Mace had begun the construction of his lightsaber when he was still a Padawan. On the day he first put hand to metal, he had dreamed that lightsaber for three years already: had imagined it so completely that it existed in his mind, perfect in every detail. Its construction was not creation, but actualization: he took mental reality and made it physical.
The thing of metal and gemstone, of particle beam and power cell, was only an expression; his real lightsaber was the one that existed only in the part of the Force Mace called his mind.
A lightsaber was not a weapon. Weapons might be taken, or destroyed.
Weapons were unitary entities. Many people even gave them names of their own. Mace would no more give a name to his lightsaber than he would to his hand. He was not the boy who first imagined its shape, forty-one years before; nor was his lightsaber identical to that first image in the dreams of a nine-year-old boy. With each new step in his ever-deepening understanding of the Force and his place in it, he had rebuilt his lightsaber. Remade it. It had grown along with him.
His lightsaber reflected all he knew. All he believed.
All he was.
Which was why it required no effort, no thought, to seize his lightsaber's tumbling handgrip through the Force and fire it like a bullet.
It screamed through the air and its butt took the talker between the eyes with a hollow stone-on-wood whack. The impact flipped him off his feet, unconscious or dead before he hit the ground. His hands spasmed on the blaster, and it gushed energy. Through the Force Mace nudged the blaster's muzzle to sweep the talker's partner and blow him spinning to the ground; Mace guided it farther upward, and hammering energy chewed an arc of chunks from the walls before it battered the steering vanes of the speeder bike above and behind him, smacking it into a spin that kept the pilot too busy hanging on to even think about firing a weapon.
The over-unders of the two at the alley mouth now coughed, but Mace was already in motion: he Force-sprang at a slant and met the far wall five meters up, then kicked higher and across to the opposite wall, up and back again, zigzagging toward the rooftops through a storm of blasterfire.

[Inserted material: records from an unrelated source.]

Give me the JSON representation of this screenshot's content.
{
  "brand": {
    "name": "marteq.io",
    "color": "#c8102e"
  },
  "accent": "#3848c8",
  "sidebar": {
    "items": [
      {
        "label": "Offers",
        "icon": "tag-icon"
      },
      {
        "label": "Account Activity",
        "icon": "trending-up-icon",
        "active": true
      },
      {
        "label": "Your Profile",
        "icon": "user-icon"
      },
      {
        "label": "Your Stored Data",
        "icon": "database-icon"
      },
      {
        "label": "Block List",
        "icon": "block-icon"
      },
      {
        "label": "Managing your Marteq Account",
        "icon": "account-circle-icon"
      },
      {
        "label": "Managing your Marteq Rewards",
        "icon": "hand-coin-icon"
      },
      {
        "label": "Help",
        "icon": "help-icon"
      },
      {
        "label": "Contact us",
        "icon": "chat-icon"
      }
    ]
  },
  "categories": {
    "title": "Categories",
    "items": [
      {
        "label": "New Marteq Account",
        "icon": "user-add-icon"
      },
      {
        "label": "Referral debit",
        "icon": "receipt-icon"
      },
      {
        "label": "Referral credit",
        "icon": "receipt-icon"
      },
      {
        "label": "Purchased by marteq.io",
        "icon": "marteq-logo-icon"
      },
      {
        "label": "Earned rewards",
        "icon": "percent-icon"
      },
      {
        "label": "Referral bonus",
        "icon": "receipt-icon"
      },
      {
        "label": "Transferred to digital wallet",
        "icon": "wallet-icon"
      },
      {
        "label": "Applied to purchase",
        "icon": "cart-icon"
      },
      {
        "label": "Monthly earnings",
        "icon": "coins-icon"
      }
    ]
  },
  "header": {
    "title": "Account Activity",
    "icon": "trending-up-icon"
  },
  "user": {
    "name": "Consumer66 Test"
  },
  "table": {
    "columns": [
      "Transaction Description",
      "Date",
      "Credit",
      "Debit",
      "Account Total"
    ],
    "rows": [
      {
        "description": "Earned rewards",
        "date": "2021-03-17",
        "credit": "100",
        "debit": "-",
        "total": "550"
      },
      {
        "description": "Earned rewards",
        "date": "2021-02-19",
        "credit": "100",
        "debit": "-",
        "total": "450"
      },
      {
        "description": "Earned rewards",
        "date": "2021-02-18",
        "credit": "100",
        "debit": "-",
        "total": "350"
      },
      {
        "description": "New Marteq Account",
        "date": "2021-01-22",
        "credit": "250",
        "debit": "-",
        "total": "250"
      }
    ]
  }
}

Belated grenades burst below: spit-white glop spewed across the alley, swirling the purple cloud of Nytinite anesthetic gas, but Mace was already well above their effect zone. He sailed up over the lip of the flat baked-tile roof and there were people up there-The roof was cluttered with hods full of tiles and pots of liquid permacite and bundled tarpaulins that might have been keeping the winter rains out-but now had become camouflage for at least two men.
Lying concealed beneath the tarps, the men were invisible to the eye but Mace felt them in the Force: adrenaline shivers and the desperate self-control it took to remain motionless. Bystanders? Roofers caught in a sudden firefight, hiding for their lives? Reserves for the assault team?
Mace was not certain he'd live to find out.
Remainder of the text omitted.